The Names They Gave Us

The Names They Gave Us

How did I get it?:
I bought it!

Previously reviewed by the same author:


When it all falls apart, who can you believe in?

Everything is going right for Lucy Hansson, until her mom’s cancer reappears. Just like that, Lucy breaks with all the constants in her life: her do-good boyfriend, her steady faith, even her longtime summer church camp job.

Instead, Lucy lands at a camp for kids who have been through tough times. As a counselor, Lucy is in over her head and longs to be with her parents across the lake. But that’s before she gets to know her coworkers, who are as loving and unafraid as she so desperately wants to be.

It’s not just new friends that Lucy discovers at camp—more than one old secret is revealed along the way. In fact, maybe there’s much more to her family and her faith than Lucy ever realized.


I am a huge fan of Emery Lord’s writing. I think it’s a lot deeper than you might expect. Nearly every book of hers has broke my heart in one way or another. They’re emotional and character driven. What more could I want?
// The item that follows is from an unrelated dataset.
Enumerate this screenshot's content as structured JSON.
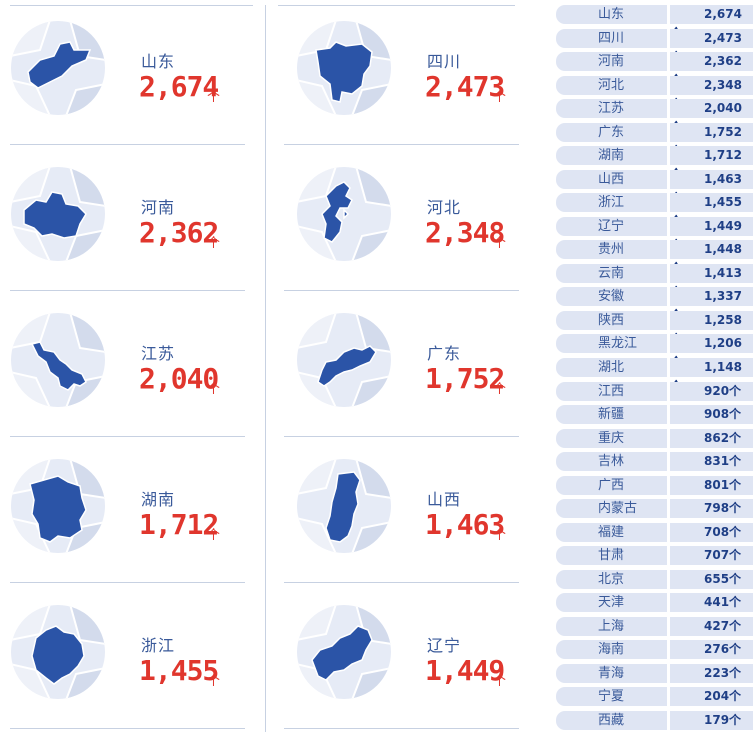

It centres around Lucy Hansson. Her life has been going well, until her mother’s cancer reappears. Lucy then starts to question everything in her life. She questions her steady faith, her boyfriend who is practically perfect in every way and her long term summer church camp job. Her mother asks her to work at a camp for kids who have been through tough times. Lucy thinks it’s all too much for her, but then she begins to know her coworkers and they help her learn a lot about herself. She learns more about her family and her faith than she ever expected.

There’s something about Emery Lord’s characters that really pull me in. With this story, I was completely rooting for the main character, Lucy, she had such a beautiful relationship with her parents. I loved how even though she had strong faith, it never felt pushed upon you. Instead, Lucy’s faith was never a stereotype that you can quite often see in books involving characters with strong faith. As well as Lucy’s relationship with her parents, the friendships with her coworkers was absolutely heart-warming. Lucy’s character growth throughout this book really is astounding. You can see her changing as the story continues. I loved that she questioned her faith and also that she  realised at times, she prejudged others. She is by far, one of my favourite characters in recent reads.

As usual with an Emery Lord book, it had incredibly diverse characters. There were all different types of representation including sexuality and those suffering with a mental illness. It really was a well thought out, beautifully character driven story.

This story really packed an emotional punch for me. I have read other stories with characters suffering from cancer, but this book was so much more than that. It’ll stay with me for a while!

I don’t often do this, but here are some of my favourite quotes from the story…

“You can be okay again. Just a different kind of okay than before.”
“Hasn’t Daybreak shown me, day after day, that people can outlast unbelievable pain? That human hearts are like noble little ants, able to carry so much more weight than you’d expect.”
“I believe in people. In their resilience, in their goodness.”
“But if I can walk through the fire and, with blistered skin, still have faith in better days? I have to believe that’s good enough.”

Would I recommend it?:
Without a doubt!

A stunning read. One I won’t forget in a hurry!